Маршрут - 21 (СИ)
— Не знаю, правда. Каждый сам что-то своё находит, тем и отличаемся мы от зверей, рыб и птиц. У них что-то природой задумано, а мы решили, что сами можем цели ставить, которые для нас недостижимы. И вот мы их вместе стараемся достичь или по отдельности, а мир лучше становился. Наверное, главное, чтобы твой смысл не портил жизнь другим. Люди так и пытались сделать мир лучше, каждый день работая и напоминая себе, что есть хорошо и правильно, а что плохо. Что все равны, все вместе. Помогать должны друг другу в начинаниях, нести за себя и друг за друга ответственность. Разные у нас смыслы, а кто-то вообще без них живёт, так, по привычке, алкоголики как раз. Ну вот разве без смысла запустили бы мы спутник в космос? Да даже самолёт какой-нибудь? Не знаю я, Тоня, не знаю в чём точный смысл всего этого, но знаю в чём мой, — Оля взглянула на Тоню и умилилась.
— В чём?
— Эх, Тоня. Дурёха ты. Прямо сейчас — о тебя заботиться, что ещё? Не ты же рычаги вертишь и винтовку носишь, — Оля взъерошила подруге волосы на макушке.

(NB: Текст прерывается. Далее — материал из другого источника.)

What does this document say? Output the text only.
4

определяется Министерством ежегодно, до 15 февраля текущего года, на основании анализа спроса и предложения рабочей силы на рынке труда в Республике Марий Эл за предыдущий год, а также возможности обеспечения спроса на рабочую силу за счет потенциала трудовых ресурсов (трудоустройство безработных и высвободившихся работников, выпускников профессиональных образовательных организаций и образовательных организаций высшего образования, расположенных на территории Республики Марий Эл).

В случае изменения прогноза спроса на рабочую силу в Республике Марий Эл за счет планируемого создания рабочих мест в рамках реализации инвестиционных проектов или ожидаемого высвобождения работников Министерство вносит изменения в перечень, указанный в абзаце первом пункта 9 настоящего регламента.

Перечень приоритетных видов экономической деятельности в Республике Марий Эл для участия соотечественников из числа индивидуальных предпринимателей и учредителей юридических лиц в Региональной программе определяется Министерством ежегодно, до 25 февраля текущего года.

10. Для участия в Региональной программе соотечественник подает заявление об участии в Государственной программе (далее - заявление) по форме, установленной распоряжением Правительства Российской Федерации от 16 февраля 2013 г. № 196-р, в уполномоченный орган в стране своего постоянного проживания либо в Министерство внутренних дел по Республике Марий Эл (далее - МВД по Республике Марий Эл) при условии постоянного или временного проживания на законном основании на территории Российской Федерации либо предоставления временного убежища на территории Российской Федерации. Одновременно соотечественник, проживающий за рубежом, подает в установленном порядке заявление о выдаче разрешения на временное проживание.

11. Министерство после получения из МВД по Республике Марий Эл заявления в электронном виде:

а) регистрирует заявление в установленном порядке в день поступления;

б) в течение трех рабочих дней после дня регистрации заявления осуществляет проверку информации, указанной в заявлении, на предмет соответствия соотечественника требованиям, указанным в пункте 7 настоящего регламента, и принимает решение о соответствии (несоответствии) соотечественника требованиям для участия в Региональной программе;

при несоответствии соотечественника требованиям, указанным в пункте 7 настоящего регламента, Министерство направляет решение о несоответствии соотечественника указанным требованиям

— Эй, ну чего ты делаешь! И я теперь, вообще-то, за себя постоять могу, и ничего я не дурёха!
— Всё то ты умеешь. Не забивай себе голову всякой чушью, само потом придёт. Ну, иди сюда.
Темно. Тепло. Тихо. Такая маленькая. Какой же дурой я была всю свою жизнь.
А сердце так и бьётся. Боится чего-то.
Кишка сидел в метрах двух от костра, просто наблюдая за девчонками. Он изредка переминался с лапы на лапу и вдруг уставился на полумесяц. Зрачки его большие и округлые отражали сотни огоньков, и он просто так смотрел и смотрел. А потом встал и ушёл. Странный кот, то ли глупый совсем, то ли умный больно. А костёр понемногу затухал.
Ночь, даже дятел замолчал. Кровати очень мягкие, почти перины. Может постояльцы те и вовсе месяц тот проспали как медведи в спячке, только летом и с перерывами на обед. Лежали девочки по отдельности, только Кишка всё не ложился. Сидел на подоконнике и смотрел в ночную звёздную гладь. Беленькие свечечки манили мысли, хотя какие у кота мысли, что ему воображать? Сидел и почти не двинется, лишь иногда лапу к морде поднесёт, лизнёт, проведёт себе по макушке и дальше смотрит.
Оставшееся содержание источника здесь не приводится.